Senator McCain wants Pentagon to probe United Launch executive's remarks

WASHINGTON (Reuters) - U.S. Senate Armed Services Committee Chairman John McCain on Thursday urged Defense Secretary Ash Carter to investigate what he called troubling remarks by a former senior United Launch Alliance executive about his company’s dealings with the Pentagon.

U.S. Senator John McCain speaks at the Munich Security Conference in Munich, Germany, February 14, 2016. REUTERS/Michael Dalder

Brett Tobey resigned Wednesday as vice president of engineering for ULA, a joint venture of Lockheed Martin Corp and Boeing Co, after his comments at a Colorado university were posted by Space News, a trade publication.

In his remarks, Tobey contradicted ULA’s reason for skipping a competition to launch GPS satellites and said the Defense Department “bent over backwards to lean the field” to ULA’s advantage in that competition with new market entrant SpaceX.
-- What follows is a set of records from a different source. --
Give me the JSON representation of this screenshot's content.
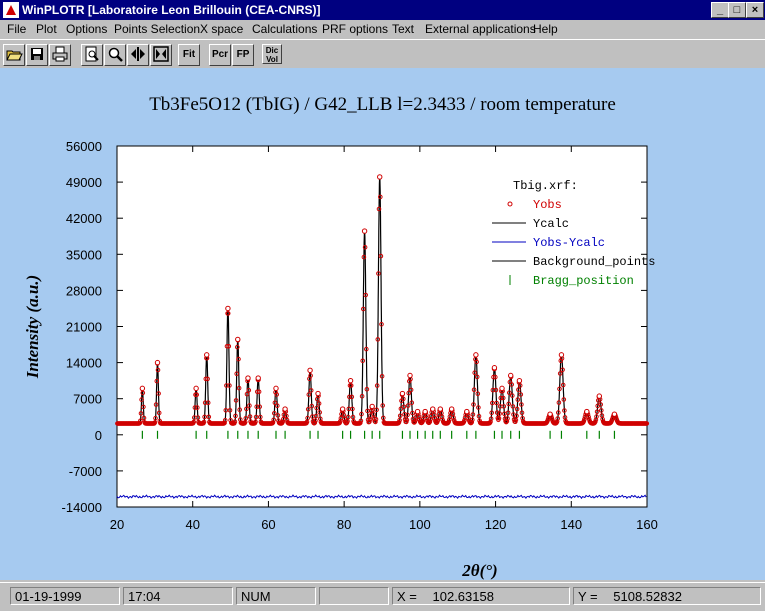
{
  "window": {
    "title": "WinPLOTR [Laboratoire Leon Brillouin (CEA-CNRS)]"
  },
  "menu": [
    "File",
    "Plot",
    "Options",
    "Points Selection",
    "X space",
    "Calculations",
    "PRF options",
    "Text",
    "External applications",
    "Help"
  ],
  "toolbar": {
    "buttons": [
      {
        "name": "open-icon",
        "label": ""
      },
      {
        "name": "save-icon",
        "label": ""
      },
      {
        "name": "print-icon",
        "label": ""
      },
      {
        "name": "zoom-page-icon",
        "label": ""
      },
      {
        "name": "zoom-icon",
        "label": ""
      },
      {
        "name": "move-horizontal-icon",
        "label": ""
      },
      {
        "name": "fit-window-icon",
        "label": ""
      },
      {
        "name": "fit-button",
        "label": "Fit"
      },
      {
        "name": "pcr-button",
        "label": "Pcr"
      },
      {
        "name": "fp-button",
        "label": "FP"
      },
      {
        "name": "dic-vol-button",
        "label": "Dic Vol"
      }
    ]
  },
  "colors": {
    "obs": "#d00000",
    "calc": "#000000",
    "diff": "#0000c0",
    "bragg": "#008000",
    "background": "#a6caf0"
  },
  "chart_data": {
    "type": "scatter",
    "title": "Tb3Fe5O12 (TbIG) / G42_LLB l=2.3433 / room temperature",
    "xlabel": "2θ(°)",
    "ylabel": "Intensity (a.u.)",
    "xlim": [
      20,
      160
    ],
    "ylim": [
      -14000,
      56000
    ],
    "xticks": [
      20,
      40,
      60,
      80,
      100,
      120,
      140,
      160
    ],
    "yticks": [
      56000,
      49000,
      42000,
      35000,
      28000,
      21000,
      14000,
      7000,
      0,
      -7000,
      -14000
    ],
    "legend": {
      "title": "Tbig.xrf:",
      "placement": "top-right",
      "entries": [
        {
          "label": "Yobs",
          "color": "#d00000",
          "marker": "circle"
        },
        {
          "label": "Ycalc",
          "color": "#000000",
          "marker": "line"
        },
        {
          "label": "Yobs-Ycalc",
          "color": "#0000c0",
          "marker": "line"
        },
        {
          "label": "Background_points",
          "color": "#000000",
          "marker": "line"
        },
        {
          "label": "Bragg_position",
          "color": "#008000",
          "marker": "tick"
        }
      ]
    },
    "background": 2200,
    "diff_offset": -12000,
    "bragg_row_y": 0,
    "peaks": [
      {
        "x": 26.7,
        "y": 9000
      },
      {
        "x": 30.7,
        "y": 14000
      },
      {
        "x": 40.9,
        "y": 9000
      },
      {
        "x": 43.7,
        "y": 15500
      },
      {
        "x": 49.3,
        "y": 24500
      },
      {
        "x": 51.9,
        "y": 18500
      },
      {
        "x": 54.6,
        "y": 11000
      },
      {
        "x": 57.3,
        "y": 11000
      },
      {
        "x": 62.0,
        "y": 9000
      },
      {
        "x": 64.4,
        "y": 5000
      },
      {
        "x": 71.0,
        "y": 12500
      },
      {
        "x": 73.1,
        "y": 8000
      },
      {
        "x": 79.6,
        "y": 5000
      },
      {
        "x": 81.7,
        "y": 10500
      },
      {
        "x": 85.4,
        "y": 39500
      },
      {
        "x": 87.4,
        "y": 5500
      },
      {
        "x": 89.4,
        "y": 50000
      },
      {
        "x": 95.4,
        "y": 8000
      },
      {
        "x": 97.4,
        "y": 11500
      },
      {
        "x": 99.4,
        "y": 4500
      },
      {
        "x": 101.4,
        "y": 4500
      },
      {
        "x": 103.4,
        "y": 5000
      },
      {
        "x": 105.4,
        "y": 5000
      },
      {
        "x": 108.4,
        "y": 5000
      },
      {
        "x": 112.4,
        "y": 4500
      },
      {
        "x": 114.8,
        "y": 15500
      },
      {
        "x": 119.7,
        "y": 13000
      },
      {
        "x": 121.7,
        "y": 9000
      },
      {
        "x": 124.0,
        "y": 11500
      },
      {
        "x": 126.3,
        "y": 10500
      },
      {
        "x": 134.4,
        "y": 4000
      },
      {
        "x": 137.4,
        "y": 15500
      },
      {
        "x": 144.1,
        "y": 4500
      },
      {
        "x": 147.4,
        "y": 7500
      },
      {
        "x": 151.4,
        "y": 4000
      }
    ],
    "bragg_positions": [
      26.7,
      30.7,
      40.9,
      43.7,
      49.3,
      51.9,
      54.6,
      57.3,
      62.0,
      64.4,
      71.0,
      73.1,
      79.6,
      81.7,
      85.4,
      87.4,
      89.4,
      95.4,
      97.4,
      99.4,
      101.4,
      103.4,
      105.4,
      108.4,
      112.4,
      114.8,
      119.7,
      121.7,
      124.0,
      126.3,
      134.4,
      137.4,
      144.1,
      147.4,
      151.4
    ]
  },
  "status": {
    "date": "01-19-1999",
    "time": "17:04",
    "num": "NUM",
    "x_label": "X =",
    "x_value": "102.63158",
    "y_label": "Y =",
    "y_value": "5108.52832"
  }
}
He also said the Pentagon was trying to figure out “how do we silence McCain,” who has urged the government to penalize ULA for failing to bid in the competition despite receiving $800 million in support funding for launch services every year.

“This committee treats with the utmost seriousness any implication that the Department showed favoritism to a major defense contractor or that efforts have been made to silence members of Congress,” McCain told Carter at a hearing on the U.S. Defense Department’s fiscal 2017 budget request.

ULA said Tobey’s remarks were inaccurate.

ULA, the sole provider for U.S. military launches for nearly a decade, is scrambling to restructure so it can compete with Space Exploration Technologies, or SpaceX.

ULA last year said it had skipped the GPS-3 launch competition because it lacked the required accounting systems and did not have enough Russian-built RD-180 engines to power its Atlas 5 rockets due to a ban imposed by Congress after Russia’s annexation of the Ukraine region of Crimea.

Tobey said ULA did not want to get into a “price shootout” with SpaceX since its launches cost $125 million, or close to $200 million including the separate launch support contract, compared to around $60 million for SpaceX.

Carter did not respond to McCain’s request for a “full investigation” into the comments from the former ULA executive.

Winston Beauchamp, deputy undersecretary of the Air Force for space, had no immediate comment on Tobey’s remarks.

He said the Air Force had concluded it could not penalize ULA for not bidding in the GPS-3 launch competition since there was no requirements for companies to bid. He also noted that the launch support contract was solely associated with launches already awarded to ULA under an earlier block buy contract.